L'ex-marcheur Cédric Villani s'est réjoui mardi d'avoir eu la veille un "échange cordial" et "sur le fond" avec la nouvelle candidate LREM pour les municipales à Paris Agnès Buzyn pour qui il a "du respect" et "de l'estime".
"L'échange téléphonique que nous avons eu hier était cordial, nous avons pu discuter de fond, de programmes" et "c'était important pour moi de prendre contact, de discuter de ce qui pour moi est très important dans cette campagne parisienne, quels sont les grands enjeux pour la capitale", a résumé sur France 2 le mathématicien.

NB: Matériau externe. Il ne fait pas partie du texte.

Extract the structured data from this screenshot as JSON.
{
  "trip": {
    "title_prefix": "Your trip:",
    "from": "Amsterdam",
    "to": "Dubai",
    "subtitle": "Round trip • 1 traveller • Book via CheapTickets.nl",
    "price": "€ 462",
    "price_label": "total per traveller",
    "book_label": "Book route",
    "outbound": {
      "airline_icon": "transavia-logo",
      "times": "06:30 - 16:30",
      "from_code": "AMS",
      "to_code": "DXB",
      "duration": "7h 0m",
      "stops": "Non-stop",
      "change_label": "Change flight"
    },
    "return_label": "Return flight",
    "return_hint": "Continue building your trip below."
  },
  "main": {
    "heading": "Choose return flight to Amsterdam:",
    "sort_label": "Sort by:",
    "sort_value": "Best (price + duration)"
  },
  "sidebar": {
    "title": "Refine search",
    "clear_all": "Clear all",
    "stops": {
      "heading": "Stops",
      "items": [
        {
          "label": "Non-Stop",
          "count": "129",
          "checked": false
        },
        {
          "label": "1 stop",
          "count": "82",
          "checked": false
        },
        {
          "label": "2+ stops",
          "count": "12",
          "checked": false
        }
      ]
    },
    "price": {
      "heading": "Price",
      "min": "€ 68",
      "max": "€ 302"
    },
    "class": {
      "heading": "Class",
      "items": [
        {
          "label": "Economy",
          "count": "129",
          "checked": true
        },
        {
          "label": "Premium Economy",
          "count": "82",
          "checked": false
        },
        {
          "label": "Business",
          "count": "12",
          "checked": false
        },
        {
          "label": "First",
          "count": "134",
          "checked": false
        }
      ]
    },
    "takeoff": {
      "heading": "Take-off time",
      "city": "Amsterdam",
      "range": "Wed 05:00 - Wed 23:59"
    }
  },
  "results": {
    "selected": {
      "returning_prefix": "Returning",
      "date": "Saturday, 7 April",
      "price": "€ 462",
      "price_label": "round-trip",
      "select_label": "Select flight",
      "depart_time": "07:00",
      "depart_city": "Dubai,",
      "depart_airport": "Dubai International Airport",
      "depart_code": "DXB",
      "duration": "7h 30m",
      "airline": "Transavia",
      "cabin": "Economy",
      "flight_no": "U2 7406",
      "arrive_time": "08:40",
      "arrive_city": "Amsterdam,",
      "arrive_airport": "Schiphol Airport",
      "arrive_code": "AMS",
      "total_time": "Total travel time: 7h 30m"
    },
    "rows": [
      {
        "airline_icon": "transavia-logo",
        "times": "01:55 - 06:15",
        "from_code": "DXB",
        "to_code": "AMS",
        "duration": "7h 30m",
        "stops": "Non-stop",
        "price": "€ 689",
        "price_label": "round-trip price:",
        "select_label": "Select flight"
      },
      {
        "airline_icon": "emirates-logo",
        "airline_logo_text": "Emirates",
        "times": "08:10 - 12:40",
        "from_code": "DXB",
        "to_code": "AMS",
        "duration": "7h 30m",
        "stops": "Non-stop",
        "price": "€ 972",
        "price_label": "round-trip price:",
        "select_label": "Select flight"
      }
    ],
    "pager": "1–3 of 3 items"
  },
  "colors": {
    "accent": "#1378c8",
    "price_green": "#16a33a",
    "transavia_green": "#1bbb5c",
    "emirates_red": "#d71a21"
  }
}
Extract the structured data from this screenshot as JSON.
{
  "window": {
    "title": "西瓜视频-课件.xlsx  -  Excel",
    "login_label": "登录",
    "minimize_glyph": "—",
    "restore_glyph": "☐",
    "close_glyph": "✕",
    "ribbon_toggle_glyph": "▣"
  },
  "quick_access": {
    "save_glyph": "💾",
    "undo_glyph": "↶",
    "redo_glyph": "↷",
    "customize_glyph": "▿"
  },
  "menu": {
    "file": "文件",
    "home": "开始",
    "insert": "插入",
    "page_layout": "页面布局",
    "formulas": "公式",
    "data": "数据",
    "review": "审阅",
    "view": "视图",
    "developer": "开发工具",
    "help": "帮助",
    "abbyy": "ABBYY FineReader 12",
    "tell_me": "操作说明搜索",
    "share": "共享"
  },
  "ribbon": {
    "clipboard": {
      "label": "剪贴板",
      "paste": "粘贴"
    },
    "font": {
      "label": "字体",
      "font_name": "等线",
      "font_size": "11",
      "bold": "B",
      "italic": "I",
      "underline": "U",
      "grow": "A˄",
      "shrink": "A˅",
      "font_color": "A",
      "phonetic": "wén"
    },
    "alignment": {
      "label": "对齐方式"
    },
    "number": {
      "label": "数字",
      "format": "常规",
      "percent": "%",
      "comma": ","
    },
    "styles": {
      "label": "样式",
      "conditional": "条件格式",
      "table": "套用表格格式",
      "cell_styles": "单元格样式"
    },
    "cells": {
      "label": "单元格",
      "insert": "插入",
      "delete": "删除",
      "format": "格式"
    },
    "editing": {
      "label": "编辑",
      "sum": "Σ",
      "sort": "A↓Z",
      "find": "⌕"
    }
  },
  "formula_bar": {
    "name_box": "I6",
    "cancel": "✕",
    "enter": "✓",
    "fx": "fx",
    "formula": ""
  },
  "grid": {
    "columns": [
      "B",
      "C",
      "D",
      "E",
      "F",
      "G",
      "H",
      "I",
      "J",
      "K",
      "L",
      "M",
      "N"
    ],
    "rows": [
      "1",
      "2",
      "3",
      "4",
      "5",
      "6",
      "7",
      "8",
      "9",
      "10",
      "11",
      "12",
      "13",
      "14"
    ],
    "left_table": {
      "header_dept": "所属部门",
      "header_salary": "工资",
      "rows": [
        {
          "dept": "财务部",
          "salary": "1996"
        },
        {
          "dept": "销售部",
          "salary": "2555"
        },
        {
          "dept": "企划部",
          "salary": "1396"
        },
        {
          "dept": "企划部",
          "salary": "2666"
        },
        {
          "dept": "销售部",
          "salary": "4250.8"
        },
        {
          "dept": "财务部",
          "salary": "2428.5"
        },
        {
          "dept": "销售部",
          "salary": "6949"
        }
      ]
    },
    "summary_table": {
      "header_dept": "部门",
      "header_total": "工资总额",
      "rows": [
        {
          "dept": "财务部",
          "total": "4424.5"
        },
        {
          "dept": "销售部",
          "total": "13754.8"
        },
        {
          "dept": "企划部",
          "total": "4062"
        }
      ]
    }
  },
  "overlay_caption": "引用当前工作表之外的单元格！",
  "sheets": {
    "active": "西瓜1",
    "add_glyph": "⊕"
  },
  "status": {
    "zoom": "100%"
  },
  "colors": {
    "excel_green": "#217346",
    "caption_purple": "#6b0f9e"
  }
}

Interrogé sur un rapprochement possible entre leurs deux candidatures avant le 1er tour, M. Villani a répondu: "Chaque chose en son temps, d'abord, on parle du fond, je suis ouvert, je discute avec les uns avec les autres, de la même façon qu'un dialogue a aussi été engagé avec les Verts sur des grands enjeux parisiens".
Mais il a ensuite précisé à propos de la présence de bulletins Villani au 1er tour: "Je le dis depuis toujours, ma candidature continue en liberté, en indépendance, tout en étant ouverte à discussion avec les uns avec les autres".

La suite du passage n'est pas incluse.